Diriwayatkan oleh Ahmad, Bukhari, Muslim dan Abu Dawud dari sahl bin ‘Adi bahwa Rasulullah SAW bersabda :

“Senantiasa manusia dalam kebajikan selama mereka segera berbuka”

Diriwayatkan oleh Tirmidzi dari Abu Hurairah bahwa Rasulullah SAW bersabda :

Berfirman Allah ‘Azza wa Jalla (artinya), “Yang paling Ku sayangi dari hamba-hamba-Ku, ialah yang paling segera berbuka”. [HR. Tirmidzi dari Abu Hurairah].

Diriwayatkan oleh  Ibnu Abdil bin Barr dari Anas bin Malik, katanya :

Tidak pernah aku melihat walau sekali Rasulullah SAW shalat maghrib lebih dahulu sebelum berbuka, walaupun hanya seteguk air. [HR. Ibnu Abdil Barr dari Anas bin Malik].

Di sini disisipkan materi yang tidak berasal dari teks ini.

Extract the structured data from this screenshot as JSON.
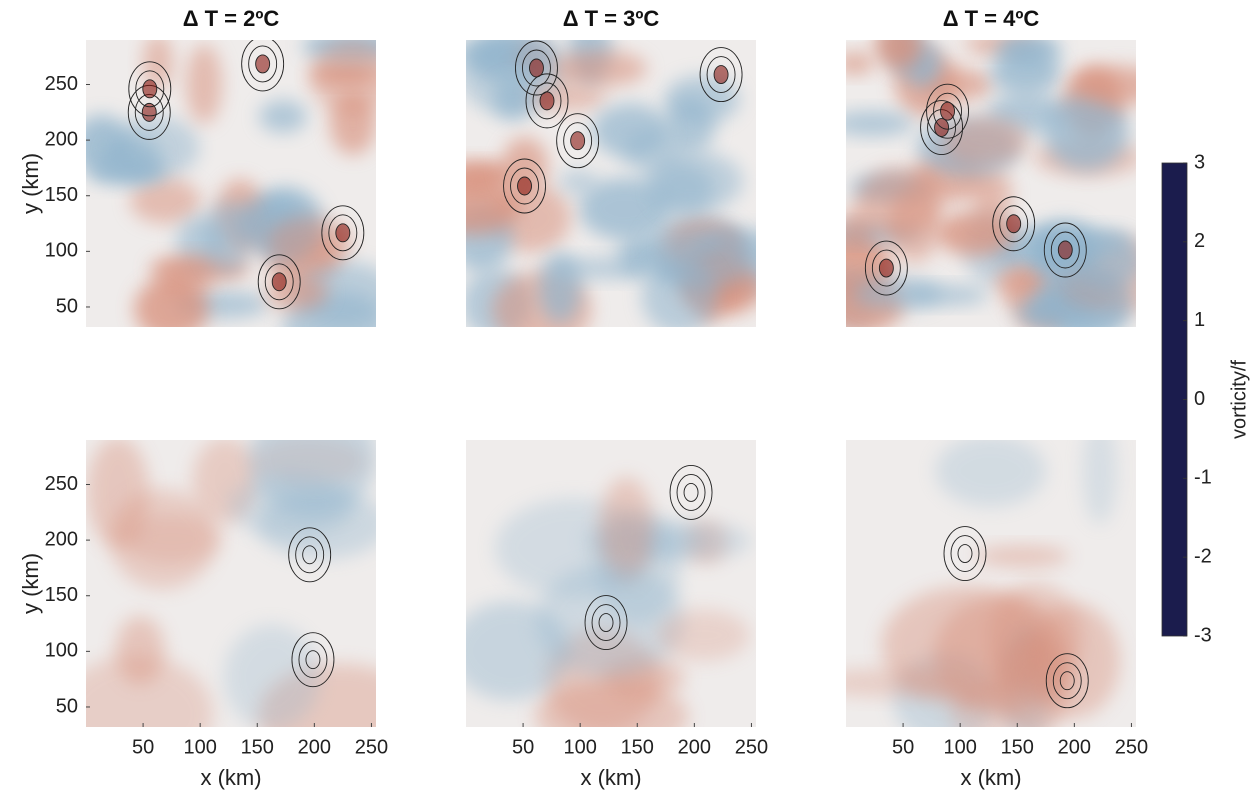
{
  "chart_data": [
    {
      "type": "heatmap",
      "title": "Δ T = 2ºC",
      "ylabel": "y (km)",
      "xlim": [
        0,
        254
      ],
      "ylim": [
        32,
        290
      ],
      "yticks": [
        50,
        100,
        150,
        200,
        250
      ]
    },
    {
      "type": "heatmap",
      "title": "Δ T = 3ºC",
      "xlim": [
        0,
        254
      ],
      "ylim": [
        32,
        290
      ]
    },
    {
      "type": "heatmap",
      "title": "Δ T = 4ºC",
      "xlim": [
        0,
        254
      ],
      "ylim": [
        32,
        290
      ]
    },
    {
      "type": "heatmap",
      "xlabel": "x (km)",
      "ylabel": "y (km)",
      "xlim": [
        0,
        254
      ],
      "ylim": [
        32,
        290
      ],
      "xticks": [
        50,
        100,
        150,
        200,
        250
      ],
      "yticks": [
        50,
        100,
        150,
        200,
        250
      ]
    },
    {
      "type": "heatmap",
      "xlabel": "x (km)",
      "xlim": [
        0,
        254
      ],
      "ylim": [
        32,
        290
      ],
      "xticks": [
        50,
        100,
        150,
        200,
        250
      ]
    },
    {
      "type": "heatmap",
      "xlabel": "x (km)",
      "xlim": [
        0,
        254
      ],
      "ylim": [
        32,
        290
      ],
      "xticks": [
        50,
        100,
        150,
        200,
        250
      ]
    },
    {
      "type": "colorbar",
      "label": "vorticity/f",
      "clim": [
        -3,
        3
      ],
      "ticks": [
        -3,
        -2,
        -1,
        0,
        1,
        2,
        3
      ],
      "colors": [
        "#1b1c4d",
        "#2a3fc2",
        "#3e8fc4",
        "#ebe9e8",
        "#d98370",
        "#b52a20",
        "#3a0a10"
      ]
    }
  ]
}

Diriwayatkan oleh Abu Dawud, Ahmad dan Tirmidzi dari Anas, sebagai berikut :

Adalah Rasulullah SAW berbuka dengan kurma basah sebelum shalat (Maghrib), jika tidak ada kurma basah, maka beliau berbuka dengan kurma kering, dan jika tidak ada kurma kering, beliau menyendok beberapa sendok air. [HR. Abu Dawud, Ahmad dan Tirmidzi]
Adalah Rasulullah SAW suka berbuka puasa dengan tiga biji korma atau sesuatu yang tidak dimasak dengan api. [HR. Abu Ya’la dari Anas]

Rasulullah SAW bersabda :

Apabila seseorang diantara kalian berbuka, maka hendaklah ia berbuka dengan korma. Jika ia tidak memperoleh korma. Hendaklah ia berbuka dengan air, karena air itu bersih dan membersihkan. [HR. Abu Dawud dan At-Tirmidzi dari Sulaiman bin ‘Amir]

KESIMPULAN :

Hadits-hadits diatas menerangkan kepada kita, bahwa apabila kita berbuka puasa maka disunatkan untuk :

 1. Menyegerakan berbuka.
 2. Sebelum shalat maghrib kita berbuka dahulu walaupun dengan seteguk air.
 3. Berbuka dengan tiga biji korma, bila tidak ada, dengan sesuatu makanan yang manis dan     tidak dimasak dengan api. Seperti : pisang, pepaya, nanas dan lain-lain.
 4. Bila tidak ada buah-buahan maka disunatkan kita untuk berbuka dengan air.
 5. Dan dikala berbuka dituntunkan untuk membaca do’a seperti berikut :

Dzahabadh-dhoma-u wabtallatil ‘uruuqu wa tsabatal ajru, insyaa-allooh (Haus telah hilang, urat-urat telah basah dan semoga pahala tetap didapatkan. Insya Allah. [HR. Abu Dawud juz 2, hal. 306, dari Ibnu Umar].